Chaofang Yue1, Michael E. Paulaitis2, Jonathan Schneck3, and Mathias Oelke3. (1) Chemical and Biomolecular Engineering, The Ohio State University, 125A Koffolt Laboratories, 140 west 19th Ave., columbus, OH 43210, (2) Ohio State University, 125 Koffolt Laboratories, 140 West 19'th Avenue, Columbus, OH 43210, (3) Johns hopkins University, ross 664G 720 rutland avenue, Baltimore, MD 21205
Protein microarrays have shown great potential in high-throughput screening of protein-protein interactions in medical diagnostics, drug and vaccine development, and treatment of cancers, autoimmune and infectious diseases. The adaptive immune response against viral infections is triggered by a molecular recognition event in which a T cell receptor on the surface of cytotoxic T lymphocytes (CTL) recognizes an 8-10 amino acid long peptide bound to a major histocompatibility complex (MHC) presented on the surface of an antigen-presenting cell (APC). We are developing a protein microarray technology to rapidly screen and characterize diverse human T cell populations based on this molecular recognition event.

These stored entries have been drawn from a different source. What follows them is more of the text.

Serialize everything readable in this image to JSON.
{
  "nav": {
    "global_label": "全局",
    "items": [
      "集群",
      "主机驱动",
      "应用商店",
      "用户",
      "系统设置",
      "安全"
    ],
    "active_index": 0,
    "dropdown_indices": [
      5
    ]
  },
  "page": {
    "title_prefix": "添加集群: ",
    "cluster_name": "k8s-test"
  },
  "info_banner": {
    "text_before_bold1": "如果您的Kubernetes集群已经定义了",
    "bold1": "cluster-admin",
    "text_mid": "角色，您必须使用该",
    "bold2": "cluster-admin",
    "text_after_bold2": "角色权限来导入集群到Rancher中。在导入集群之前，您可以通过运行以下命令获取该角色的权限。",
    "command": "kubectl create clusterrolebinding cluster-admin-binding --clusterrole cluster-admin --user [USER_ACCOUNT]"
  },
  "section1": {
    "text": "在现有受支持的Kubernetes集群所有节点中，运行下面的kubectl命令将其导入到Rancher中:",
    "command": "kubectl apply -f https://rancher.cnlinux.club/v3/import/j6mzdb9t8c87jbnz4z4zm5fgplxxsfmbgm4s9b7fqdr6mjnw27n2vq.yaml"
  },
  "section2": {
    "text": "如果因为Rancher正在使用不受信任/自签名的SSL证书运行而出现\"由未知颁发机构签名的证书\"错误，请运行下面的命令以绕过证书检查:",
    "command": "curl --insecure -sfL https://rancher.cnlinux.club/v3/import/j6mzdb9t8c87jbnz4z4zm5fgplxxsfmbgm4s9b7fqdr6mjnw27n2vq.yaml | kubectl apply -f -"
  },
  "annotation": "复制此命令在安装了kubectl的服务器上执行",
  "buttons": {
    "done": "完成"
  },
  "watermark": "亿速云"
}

These microarrays are printed uniformly with dimeric MHCs on each spot, but with different peptides bound to the MHC (pMHC) on each spot. Thus, the spots will selectively capture T cells based on the specificity of the peptide-mediated interaction of their TCRs with the pMHC. When co-spotted with antibodies that capture secreted cytokines, the microarray enables the simultaneous detection of a functional response of antigen-specific CTLs. Optimization of spot-to-spot uniformity and morphology, sensitivity, accuracy, and reliability have been made to improve the technique for high throughput screening. In addition, the spot size has been systematically reduced to enhance the high-throughput capability of the technique. These improvements will be discussed within the context of characterizing the human immune response to influenza virus.